Wallan will move out the Yan Yean electorate and into the new seat of Kalkallo for the 2022 state election. Wallan will also be included in the upper house seat of Northern Metropolitan, rather than Northern Victoria, represented by Jaclyn Symes.

By Aleksandra Bliszczyk

Wallan will move out of the Yan Yean electorate and from a regional to a metropolitan Melbourne upper house seat as part of new Victorian electoral boundaries for the state election in November 2022.

The proposed changes were announced in June and were confirmed last week.

In the lower house, Wallan will move from Yan Yean into the newly created Kalkallo electorate, which takes in Beveridge, Craigieburn and the surrounding northern fringe of Melbourne, and replaces Labor MP Ros Spence’s seat of Yuroke.

Wallan will also move from the regional upper house seat of Northern Victoria, into the Northern Metropolitan region.

Labor’s Member for Northern Victoria Jaclyn Symes will no longer represent Wallan, and has confirmed she will move her Wallan office to a new location if re-elected.

“I am disappointed that the final boundaries for the Northern Victoria electorate for the 2022 election will no longer include a large section of Wallan – a community I’ve been proud to serve for the last seven years,” Ms Symes told the Review.

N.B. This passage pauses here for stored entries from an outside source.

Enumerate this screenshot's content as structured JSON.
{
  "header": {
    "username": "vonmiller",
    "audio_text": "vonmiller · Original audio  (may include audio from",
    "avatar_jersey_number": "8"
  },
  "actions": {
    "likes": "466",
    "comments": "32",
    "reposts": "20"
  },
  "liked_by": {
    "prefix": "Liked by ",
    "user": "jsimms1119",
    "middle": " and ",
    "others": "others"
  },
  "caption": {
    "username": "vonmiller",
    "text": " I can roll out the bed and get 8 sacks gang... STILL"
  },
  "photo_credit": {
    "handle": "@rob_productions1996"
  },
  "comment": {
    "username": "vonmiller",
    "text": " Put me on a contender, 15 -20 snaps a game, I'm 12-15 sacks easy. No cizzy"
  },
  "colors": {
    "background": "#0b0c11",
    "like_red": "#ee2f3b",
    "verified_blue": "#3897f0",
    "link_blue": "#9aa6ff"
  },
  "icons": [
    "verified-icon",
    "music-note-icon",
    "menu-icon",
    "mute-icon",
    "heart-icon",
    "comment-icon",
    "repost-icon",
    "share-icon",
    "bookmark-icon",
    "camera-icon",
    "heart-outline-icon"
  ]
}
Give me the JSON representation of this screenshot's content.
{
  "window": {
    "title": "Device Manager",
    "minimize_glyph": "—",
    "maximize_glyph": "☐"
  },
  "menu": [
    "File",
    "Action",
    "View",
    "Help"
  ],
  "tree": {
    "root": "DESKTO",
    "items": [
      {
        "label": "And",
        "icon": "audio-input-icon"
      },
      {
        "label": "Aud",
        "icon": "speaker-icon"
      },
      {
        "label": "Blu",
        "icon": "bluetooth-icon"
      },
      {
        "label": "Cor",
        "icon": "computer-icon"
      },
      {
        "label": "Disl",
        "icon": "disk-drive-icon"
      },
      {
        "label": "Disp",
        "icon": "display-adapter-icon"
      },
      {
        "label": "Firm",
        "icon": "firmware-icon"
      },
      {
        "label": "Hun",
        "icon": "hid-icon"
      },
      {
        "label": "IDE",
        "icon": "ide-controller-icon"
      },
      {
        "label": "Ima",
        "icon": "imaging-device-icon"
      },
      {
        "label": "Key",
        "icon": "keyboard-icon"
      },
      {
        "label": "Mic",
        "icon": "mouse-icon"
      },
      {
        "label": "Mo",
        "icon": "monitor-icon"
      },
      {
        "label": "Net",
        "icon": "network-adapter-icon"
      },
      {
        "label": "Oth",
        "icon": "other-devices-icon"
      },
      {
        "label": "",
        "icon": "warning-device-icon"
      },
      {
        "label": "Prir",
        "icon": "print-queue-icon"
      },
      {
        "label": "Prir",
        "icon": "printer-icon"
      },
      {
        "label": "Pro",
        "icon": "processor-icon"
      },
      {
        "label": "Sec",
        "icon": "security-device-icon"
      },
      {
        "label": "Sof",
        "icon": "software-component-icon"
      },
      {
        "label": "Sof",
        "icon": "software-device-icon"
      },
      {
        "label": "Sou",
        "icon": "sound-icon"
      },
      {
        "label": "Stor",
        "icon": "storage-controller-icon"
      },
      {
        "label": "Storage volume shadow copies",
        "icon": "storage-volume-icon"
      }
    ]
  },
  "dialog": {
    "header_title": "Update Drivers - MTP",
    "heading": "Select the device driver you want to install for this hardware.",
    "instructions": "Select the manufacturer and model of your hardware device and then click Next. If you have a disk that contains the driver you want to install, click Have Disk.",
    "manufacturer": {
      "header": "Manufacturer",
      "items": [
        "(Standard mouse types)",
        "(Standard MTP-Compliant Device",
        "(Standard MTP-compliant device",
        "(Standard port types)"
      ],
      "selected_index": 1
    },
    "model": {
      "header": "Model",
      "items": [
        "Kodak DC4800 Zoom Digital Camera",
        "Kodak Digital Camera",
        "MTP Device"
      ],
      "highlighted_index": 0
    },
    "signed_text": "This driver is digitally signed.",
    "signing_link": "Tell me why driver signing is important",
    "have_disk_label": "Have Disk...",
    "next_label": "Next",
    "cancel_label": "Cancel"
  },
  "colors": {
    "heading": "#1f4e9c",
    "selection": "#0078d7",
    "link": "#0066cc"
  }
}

“I will work with parliamentary services on a new location for my office following the state election.

“I want to reassure the Wallan community that my electorate office remains available for State Government matters leading up to the 2022 election.”

The eastern fringe of Wallan will remain in Northern Victoria and, in the lower house, will continue to be represented by Labor’s Danielle Green.

“There’s always an element of sadness because I know I’m going to lose areas and constituents I’m very fond of, [but] I’m really glad that the final boundaries have returned Wallan East,” Ms Green said.

“It’s great just to have the certainty, and I’m committed to representing everyone in the Yan Yean district until the election.”

Under the changes Wandong and Heathcote Junction will also move from the Euroa electorate, represented by deputy Nationals Party leader Steph Ryan, into Ms Green’s electorate.

Ms Green said she was no stranger to regional areas and was looking forward to building on her connections in the Wandong area.

“I was born and raised in regional Victoria so I’m very comfortable representing those people and listening to their concerns,” she said.

Ms Green said she would gain about 1400 residents from the Euroa electorate, as well as a small number from South Morang and Wollert. She will lose electors in Diamond Creek, who now join Eltham. She has confirmed her Diamond Creek office would be relocated to be more central in her district.

It is Ms Green’s third electoral boundary shift during her tenure. Victoria’s Electoral Boundaries Commission conducts realignments every two elections for both houses of state parliament to ensure each vote has an equal value and each elector is represented equally.

The proposed changes address population growth north of Melbourne.

In the lower house, a total of 910,384 electors, 21.28 per cent of all electors, have been transferred to different electoral districts. In the upper house, the number of electors moved to different regions is 714,569, 16.7 per cent of the total.

Victoria’s Electoral Boundaries Commission, EBC, took into account 127 written and 25 verbal submissions received from the Victorian community when preparing the final boundaries, which saw changes to the boundaries in Gippsland, Ballarat and Melbourne.

Electoral commissioner Warwick Gately was pleased with the level of engagement in the process.

“Redivisions are a key part of Victoria’s electoral system, as they ensure fair representation and an equal voice for all voters in state elections,” he said.

“The EBC released proposed boundaries on June 30 and invited public comment. After considering the written suggestions and objections and holding two public hearings, the EBC has amended the proposed boundaries in 38 areas, transferring 127,425 electors to different electoral districts.”

People can view the new and current boundaries on the commission’s interactive map, or download maps in PDF format from the website ebc.vic.gov.au.